As he wove his way through the trees, he passed members of the forensic team carting equipment back towards the vans he’d spotted in the car park. In the clearing on the southern side of the chapel, the tents had already been dismantled. When Fleet made it known he was looking for Randy, one of the SOCOs pointed him towards what now resembled an open grave, and – within – the narrow stone staircase leading down.

He found the pathologist alone in the crypt. All but one of the portable LED units had already been taken away, leaving Randy standing in an eerie half-light, his back to Fleet and his eyes seemingly on the corner in which Ben’s body had been discovered. If Fleet hadn’t known better, he would have said that Randy – brash, egotistical Randy, who liked nothing better than to listen to himself holding forth – was silently and discreetly paying his final respects.

‘Not getting sentimental in your old age, are you, Randy?’

The pathologist turned. He squinted against the single beam of light, then grinned when he realised it was Fleet who’d spoken.

‘I suppose I must be,’ Randy said. ‘But don’t spread it around, for Christ’s sake. I’ve got a reputation to protect.’

Fleet moved next to the pathologist.

‘Hell of a final resting place, don’t you think?’ said Randy.

Fleet glanced around.

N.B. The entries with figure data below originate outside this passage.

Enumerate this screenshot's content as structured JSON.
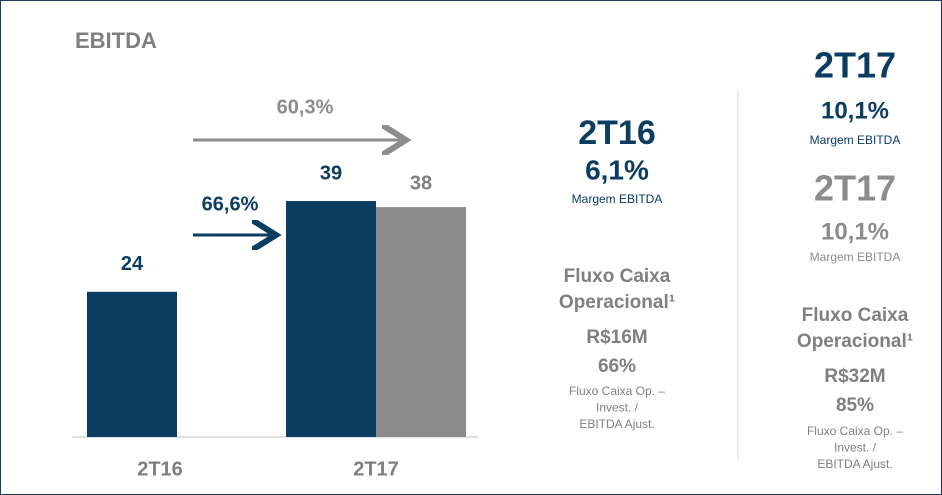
{
  "chart_data": {
    "type": "bar",
    "title": "EBITDA",
    "categories": [
      "2T16",
      "2T17"
    ],
    "series": [
      {
        "color": "#0b3d62",
        "values": [
          24,
          39
        ]
      },
      {
        "color": "#8c8c8c",
        "values": [
          null,
          38
        ]
      }
    ],
    "ylim": [
      0,
      40
    ],
    "annotations": [
      "60,3%",
      "66,6%"
    ],
    "annotation_colors": [
      "#8c8c8c",
      "#0b3d62"
    ]
  },
  "summary": {
    "left": {
      "period": "2T16",
      "margin": "6,1%",
      "margin_label": "Margem EBITDA",
      "cash_title": [
        "Fluxo Caixa",
        "Operacional¹"
      ],
      "cash_value": "R$16M",
      "cash_pct": "66%",
      "cash_note": [
        "Fluxo Caixa Op. –",
        "Invest. /",
        "EBITDA Ajust."
      ]
    },
    "right": {
      "blocks": [
        {
          "period": "2T17",
          "margin": "10,1%",
          "margin_label": "Margem EBITDA",
          "color": "#0b3d62"
        },
        {
          "period": "2T17",
          "margin": "10,1%",
          "margin_label": "Margem EBITDA",
          "color": "#8c8c8c"
        }
      ],
      "cash_title": [
        "Fluxo Caixa",
        "Operacional¹"
      ],
      "cash_value": "R$32M",
      "cash_pct": "85%",
      "cash_note": [
        "Fluxo Caixa Op. –",
        "Invest. /",
        "EBITDA Ajust."
      ]
    }
  }
}
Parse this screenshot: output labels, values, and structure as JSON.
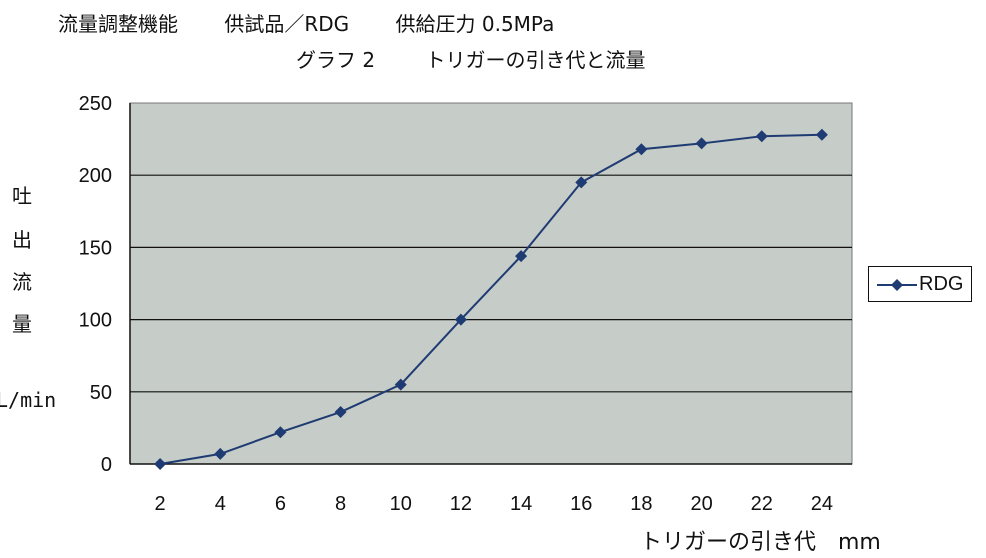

With everything but the last remaining light already removed, the crypt now looked like nothing more than what it had become: a dank, dark hole in the ground, abandoned and forgotten about for almost a century. Whoever had put Ben here had decided, consciously or otherwise, that he hadn’t even deserved his own burial plot.

‘You know,’ said Randy, ‘people always assume that pathologists are these cold, clinical automatons. Devoid of empathy, impervious to emotion. And maybe sometimes we have to be. It makes being married a hell of a lot easier, I can tell you that.’ He sniffed, then said what Fleet had immediately started thinking. ‘Then again, maybe that’s why I also ended up getting divorced three times.’

Now Randy smiled – rather sadly, Fleet thought.

‘Anyway,’ the pathologist went on, ‘it’s not true. Oh, I know I make jokes, and I know some people think I can be a royal pain in the posterior …’ There was an emphasis in there, a pause at the end of the sentence, that made it clear who Randy was referring to. ‘But when you spend hours alone with someone’s remains laid out in front of you on a metal table, it’s hard not to start thinking about the person they once were. Or, when you’re dealing with a kid, who they might have become.